When Will returns home briefly, his wife and child are rendered clichés, as is ordinary American life, summed up in this film by the consumer madness embodied in the ridiculous proliferation of products in the cereal section of a supermarket. He's happy to go back to the bombs. I don't buy this as ironic -- or valid. Apparently neither do a number of vets, who contend that "The Hurt Locker" has falsified the Iraq experience. Writing in the Huffington Post, Iraq veteran Kate Hoit takes aim at the film as "a full-throttle adrenaline rush that is comprised of ditching common sense and the realities of war" and calls its action climax "pure magical bullshit." Seems that at least one real woman who served in Iraq is not pleased with Bigelow's approach to her story.
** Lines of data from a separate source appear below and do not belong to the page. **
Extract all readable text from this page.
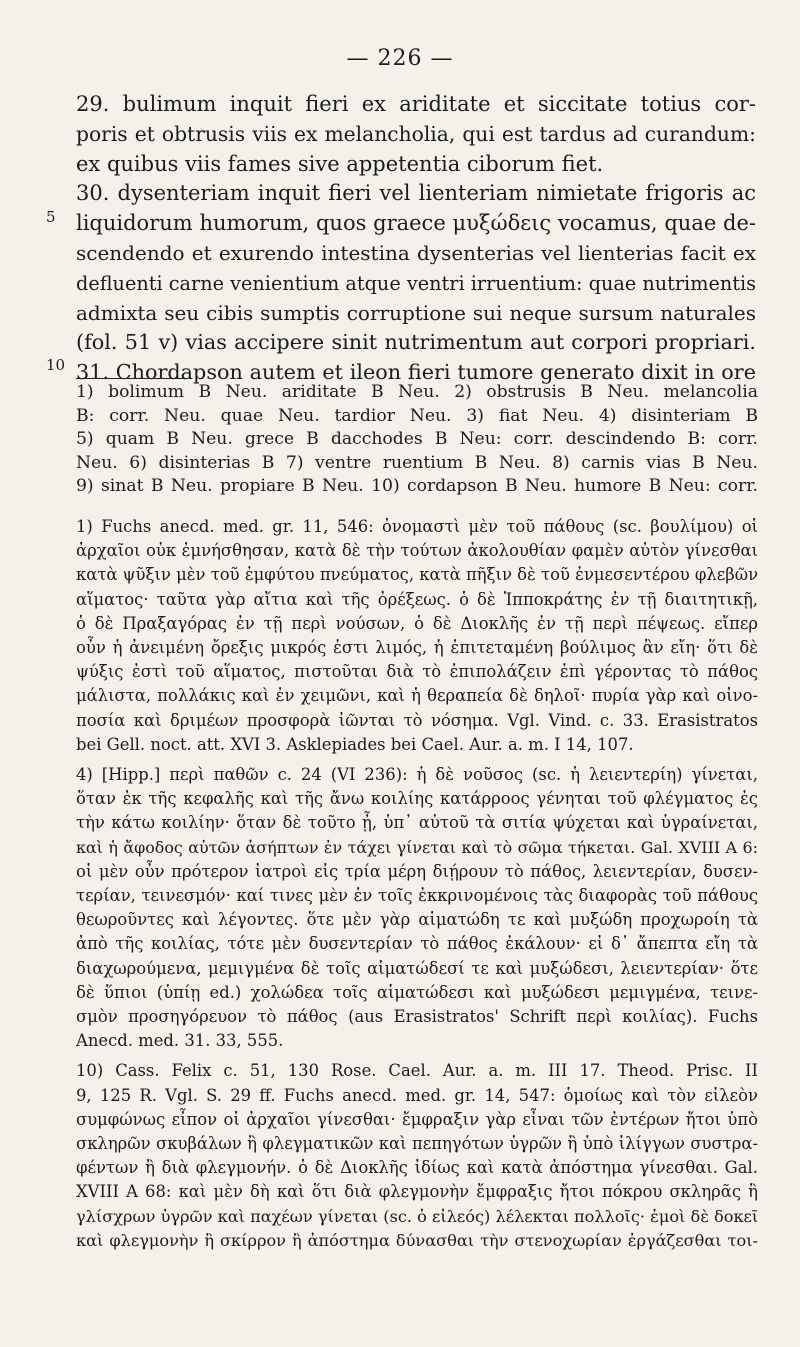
— 226 —
5
10
29. bulimum inquit fieri ex ariditate et siccitate totius cor-
poris et obtrusis viis ex melancholia, qui est tardus ad curandum:
ex quibus viis fames sive appetentia ciborum fiet.
30. dysenteriam inquit fieri vel lienteriam nimietate frigoris ac
liquidorum humorum, quos graece μυξώδεις vocamus, quae de-
scendendo et exurendo intestina dysenterias vel lienterias facit ex
defluenti carne venientium atque ventri irruentium: quae nutrimentis
admixta seu cibis sumptis corruptione sui neque sursum naturales
(fol. 51 v) vias accipere sinit nutrimentum aut corpori propriari.
31. Chordapson autem et ileon fieri tumore generato dixit in ore
1) bolimum B Neu. ariditate B Neu. 2) obstrusis B Neu. melancolia
B: corr. Neu. quae Neu. tardior Neu. 3) fiat Neu. 4) disinteriam B
5) quam B Neu. grece B dacchodes B Neu: corr. descindendo B: corr.
Neu. 6) disinterias B 7) ventre ruentium B Neu. 8) carnis vias B Neu.
9) sinat B Neu. propiare B Neu. 10) cordapson B Neu. humore B Neu: corr.
1) Fuchs anecd. med. gr. 11, 546: ὀνομαστὶ μὲν τοῦ πάθους (sc. βουλίμου) οἱ
ἀρχαῖοι οὐκ ἐμνήσθησαν, κατὰ δὲ τὴν τούτων ἀκολουθίαν φαμὲν αὐτὸν γίνεσθαι
κατὰ ψῦξιν μὲν τοῦ ἐμφύτου πνεύματος, κατὰ πῆξιν δὲ τοῦ ἐνμεσεντέρου φλεβῶν
αἵματος· ταῦτα γὰρ αἴτια καὶ τῆς ὀρέξεως. ὁ δὲ Ἱπποκράτης ἐν τῇ διαιτητικῇ,
ὁ δὲ Πραξαγόρας ἐν τῇ περὶ νούσων, ὁ δὲ Διοκλῆς ἐν τῇ περὶ πέψεως. εἴπερ
οὖν ἡ ἀνειμένη ὄρεξις μικρός ἐστι λιμός, ἡ ἐπιτεταμένη βούλιμος ἂν εἴη· ὅτι δὲ
ψύξις ἐστὶ τοῦ αἵματος, πιστοῦται διὰ τὸ ἐπιπολάζειν ἐπὶ γέροντας τὸ πάθος
μάλιστα, πολλάκις καὶ ἐν χειμῶνι, καὶ ἡ θεραπεία δὲ δηλοῖ· πυρία γὰρ καὶ οἰνο-
ποσία καὶ δριμέων προσφορὰ ἰῶνται τὸ νόσημα. Vgl. Vind. c. 33. Erasistratos
bei Gell. noct. att. XVI 3. Asklepiades bei Cael. Aur. a. m. I 14, 107.
4) [Hipp.] περὶ παθῶν c. 24 (VI 236): ἡ δὲ νοῦσος (sc. ἡ λειεντερίη) γίνεται,
ὅταν ἐκ τῆς κεφαλῆς καὶ τῆς ἄνω κοιλίης κατάρροος γένηται τοῦ φλέγματος ἐς
τὴν κάτω κοιλίην· ὅταν δὲ τοῦτο ᾖ, ὑπ᾽ αὐτοῦ τὰ σιτία ψύχεται καὶ ὑγραίνεται,
καὶ ἡ ἄφοδος αὐτῶν ἀσήπτων ἐν τάχει γίνεται καὶ τὸ σῶμα τήκεται. Gal. XVIII A 6:
οἱ μὲν οὖν πρότερον ἰατροὶ εἰς τρία μέρη διῄρουν τὸ πάθος, λειεντερίαν, δυσεν-
τερίαν, τεινεσμόν· καί τινες μὲν ἐν τοῖς ἐκκρινομένοις τὰς διαφορὰς τοῦ πάθους
θεωροῦντες καὶ λέγοντες. ὅτε μὲν γὰρ αἱματώδη τε καὶ μυξώδη προχωροίη τὰ
ἀπὸ τῆς κοιλίας, τότε μὲν δυσεντερίαν τὸ πάθος ἐκάλουν· εἰ δ᾽ ἄπεπτα εἴη τὰ
διαχωρούμενα, μεμιγμένα δὲ τοῖς αἱματώδεσί τε καὶ μυξώδεσι, λειεντερίαν· ὅτε
δὲ ὕπιοι (ὑπίῃ ed.) χολώδεα τοῖς αἱματώδεσι καὶ μυξώδεσι μεμιγμένα, τεινε-
σμὸν προσηγόρευον τὸ πάθος (aus Erasistratos' Schrift περὶ κοιλίας). Fuchs
Anecd. med. 31. 33, 555.
10) Cass. Felix c. 51, 130 Rose. Cael. Aur. a. m. III 17. Theod. Prisc. II
9, 125 R. Vgl. S. 29 ff. Fuchs anecd. med. gr. 14, 547: ὁμοίως καὶ τὸν εἰλεὸν
συμφώνως εἶπον οἱ ἀρχαῖοι γίνεσθαι· ἔμφραξιν γὰρ εἶναι τῶν ἐντέρων ἤτοι ὑπὸ
σκληρῶν σκυβάλων ἢ φλεγματικῶν καὶ πεπηγότων ὑγρῶν ἢ ὑπὸ ἰλίγγων συστρα-
φέντων ἢ διὰ φλεγμονήν. ὁ δὲ Διοκλῆς ἰδίως καὶ κατὰ ἀπόστημα γίνεσθαι. Gal.
XVIII A 68: καὶ μὲν δὴ καὶ ὅτι διὰ φλεγμονὴν ἔμφραξις ἤτοι πόκρου σκληρᾶς ἢ
γλίσχρων ὑγρῶν καὶ παχέων γίνεται (sc. ὁ εἰλεός) λέλεκται πολλοῖς· ἐμοὶ δὲ δοκεῖ
καὶ φλεγμονὴν ἢ σκίρρον ἢ ἀπόστημα δύνασθαι τὴν στενοχωρίαν ἐργάζεσθαι τοι-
And how about the way Will's wife is robbed of a point of view by a woman director? (If Bigelow didn't intend all the hyped-up admiration of Will, then her material got away from her -- in a big way.)

I also have a hard time with Will's relationship with Beckham (Christopher Sayegh), a young Iraqi boy who sells bad DVDs to American soldiers. Because he likes Beckham so much, Will gets one of his fellow American soldiers badly shot up trying to avenge what he thinks is the boy's horrible death -- before he discovers that the Iraqi boy is alive. D'oh, he has misidentified the corpse. And he joyously embraces the living child ... No, he doesn't. He renders himself superhuman by cutting himself off from the kid because -- see? -- this is where caring gets you. And this is why he prefers "just one thing" to his family! Will is depicted as a majestically manly man in comparison with the merely human Sgt. Sanborn (Anthony Mackie) at his side, who, shattered by his war experiences, takes the lesson from war that he wants a son.

Yep, Bigelow produces some glorious montages and shots, like the spare geometry of the almost completely white film frames in the army morgue. But I think the outsize admiration for her masterly technique and the summary dismissal in the current buzz of directors like Nora Ephron and Nancy Meyers reveal an untenable assumption that the muscular filmmaking appropriate for the fragmented, death-saturated situations of war films is innately superior to the technique appropriate to the organic, life-affirming situations of romantic comedy.

I don't begrudge the praise for Bigelow's depiction of urban war violence, but why the general opinion that Ephron and Meyers aren't up to much because they don't use hand-held cameras and flashy cuts that tensely survey an inscrutable environment? That's not their material. Why isn't there also some praise for Ephron, for example, for the scenes in "Julie & Julia" that capture the love of life conveyed by Meryl Streep in her celebrated performance as Julia Child? When Julia and her sister, reunited in a Paris train station, run toward each other, so adorably full of affection they don't care about their resemblance to two lurching cows high on jouissance grass, does anyone think that incandescent moment was achieved only by acting? That the director's framing of the scene had nothing to do with it?

I'm talking about the way the Hollywood machine doggedly preserves the hierarchy of men above women, and the military landscape above the domestic landscape, even when it's a woman who directs a war picture. (And often even when men direct rom-coms.) And I'm baffled by how this entrenched prejudice has managed to produce the unfathomably widespread belief that Bigelow's technically praiseworthy valentine to an emotionally challenged war addict strikes a blow for peace.